Roasted chicken is such a comforting dish, but often times it takes way too long to cook — especially if you’re trying to get dinner on the table in a hurry. Fortunately, you don’t have to wait an hour or two to enjoy roasted chicken as a weeknight dinner.
According to Baldwin, the best way to slash the cooking time of a roasted chicken is by taking out the backbone (better known as butterflying or spatchcocking). This allows for more heat to penetrate the meat which makes it cook faster. Not to mention it’s much easier to carve once roasted.
You can follow this step-by-step guide by The Spruce Eats for butterflying the chicken in a snap.
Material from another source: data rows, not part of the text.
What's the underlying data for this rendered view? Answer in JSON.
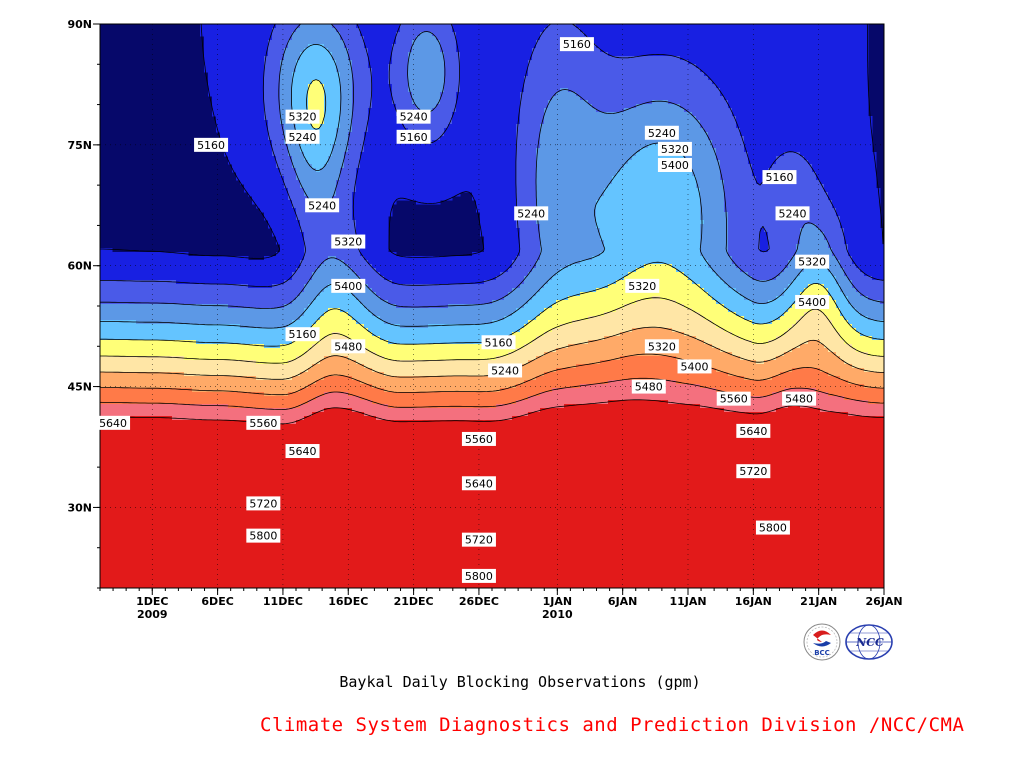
{
  "chart_data": {
    "type": "heatmap",
    "title": "Baykal Daily Blocking Observations (gpm)",
    "x": {
      "start": "2009-11-27",
      "end": "2010-01-26",
      "tick_labels": [
        "1DEC",
        "6DEC",
        "11DEC",
        "16DEC",
        "21DEC",
        "26DEC",
        "1JAN",
        "6JAN",
        "11JAN",
        "16JAN",
        "21JAN",
        "26JAN"
      ],
      "tick_days": [
        4,
        9,
        14,
        19,
        24,
        29,
        35,
        40,
        45,
        50,
        55,
        60
      ],
      "year_labels": [
        {
          "text": "2009",
          "day": 4
        },
        {
          "text": "2010",
          "day": 35
        }
      ]
    },
    "y": {
      "range": [
        20,
        90
      ],
      "tick_labels": [
        "30N",
        "45N",
        "60N",
        "75N",
        "90N"
      ],
      "tick_values": [
        30,
        45,
        60,
        75,
        90
      ]
    },
    "levels": [
      5160,
      5240,
      5320,
      5400,
      5480,
      5560,
      5640,
      5720,
      5800,
      5880
    ],
    "level_colors": [
      "#06086a",
      "#1820e2",
      "#4a5ae8",
      "#5c98e6",
      "#64c4ff",
      "#ffff78",
      "#ffe6a6",
      "#ffaa68",
      "#ff7a48",
      "#f4707e",
      "#e21a1a"
    ],
    "grid": true,
    "labels": [
      {
        "text": "5160",
        "day": 30.5,
        "lat": 50.5
      },
      {
        "text": "5160",
        "day": 15.5,
        "lat": 51.5
      },
      {
        "text": "5160",
        "day": 8.5,
        "lat": 75
      },
      {
        "text": "5160",
        "day": 24,
        "lat": 76
      },
      {
        "text": "5160",
        "day": 36.5,
        "lat": 87.5
      },
      {
        "text": "5160",
        "day": 52,
        "lat": 71
      },
      {
        "text": "5240",
        "day": 15.5,
        "lat": 76
      },
      {
        "text": "5240",
        "day": 24,
        "lat": 78.5
      },
      {
        "text": "5240",
        "day": 17,
        "lat": 67.5
      },
      {
        "text": "5240",
        "day": 33,
        "lat": 66.5
      },
      {
        "text": "5240",
        "day": 31,
        "lat": 47
      },
      {
        "text": "5240",
        "day": 43,
        "lat": 76.5
      },
      {
        "text": "5240",
        "day": 53,
        "lat": 66.5
      },
      {
        "text": "5320",
        "day": 15.5,
        "lat": 78.5
      },
      {
        "text": "5320",
        "day": 19,
        "lat": 63
      },
      {
        "text": "5320",
        "day": 44,
        "lat": 74.5
      },
      {
        "text": "5320",
        "day": 41.5,
        "lat": 57.5
      },
      {
        "text": "5320",
        "day": 43,
        "lat": 50
      },
      {
        "text": "5320",
        "day": 54.5,
        "lat": 60.5
      },
      {
        "text": "5400",
        "day": 44,
        "lat": 72.5
      },
      {
        "text": "5400",
        "day": 19,
        "lat": 57.5
      },
      {
        "text": "5400",
        "day": 45.5,
        "lat": 47.5
      },
      {
        "text": "5400",
        "day": 54.5,
        "lat": 55.5
      },
      {
        "text": "5480",
        "day": 19,
        "lat": 50
      },
      {
        "text": "5480",
        "day": 42,
        "lat": 45
      },
      {
        "text": "5480",
        "day": 53.5,
        "lat": 43.5
      },
      {
        "text": "5560",
        "day": 12.5,
        "lat": 40.5
      },
      {
        "text": "5560",
        "day": 29,
        "lat": 38.5
      },
      {
        "text": "5560",
        "day": 48.5,
        "lat": 43.5
      },
      {
        "text": "5640",
        "day": 1,
        "lat": 40.5
      },
      {
        "text": "5640",
        "day": 15.5,
        "lat": 37
      },
      {
        "text": "5640",
        "day": 29,
        "lat": 33
      },
      {
        "text": "5640",
        "day": 50,
        "lat": 39.5
      },
      {
        "text": "5720",
        "day": 12.5,
        "lat": 30.5
      },
      {
        "text": "5720",
        "day": 29,
        "lat": 26
      },
      {
        "text": "5720",
        "day": 50,
        "lat": 34.5
      },
      {
        "text": "5800",
        "day": 12.5,
        "lat": 26.5
      },
      {
        "text": "5800",
        "day": 29,
        "lat": 21.5
      },
      {
        "text": "5800",
        "day": 51.5,
        "lat": 27.5
      }
    ]
  },
  "footer": {
    "subtitle": "Baykal Daily Blocking Observations (gpm)",
    "credit": "Climate System Diagnostics and Prediction Division /NCC/CMA",
    "logo_left_text": "BCC",
    "logo_right_text": "NCC"
  }
}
All you need is sharp pair of kitchen scissors like KitchenAid All-Purpose Shears (Buy on Amazon, $7.99) to easily remove the backbone. Or if you’re not comfortable doing this step at home, ask your local butcher to do it for you!
Another important tip from Baldwin: The smaller the bird the better. Similar to buying a turkey for Thanksgiving, we know buying the largest chicken to roast seems tempting, but it makes sense that a smaller chicken will roast much quicker.
Chef Baldwin recommends buying a whole chicken that weighs three pounds or less, but ultimately find the smallest one in the meat section. If you’re worried that you won’t have enough to enjoy for seconds or leftovers, just buy another chicken (the same size) and roast them together.
Of course, the best part of a roasted chicken is the crispy, golden brown skin. To achieve this you’ll need to let the oven preheat at 475 degrees for at least half an hour. An additional step is to take out the oven racks so that a heavy pan (like a cast-iron skillet) can sit directly on the oven’s floor. “When the pan is sitting on the floor of the oven, it gets this extra push,” Baldwin says. “It cooks off the water that comes out of the bird quickly, and the bird gets an incredibly crispy skin.”
Once you’ve completed all of these steps the chicken is ready to roast in the oven. This should take around 18-30 minutes, or until the temperature in the thickest part of the thigh registers 155 to 160 degrees on an instant-read thermometer like Habor Instant Read Meat Thermometer (Buy on Amazon, $13.79).
Although the chicken cooks in a flash with these tips, let it rest for about 10-15 minutes before you dig in and enjoy.
All it takes is a little bit of planning and prepping to go from oven to table in no time!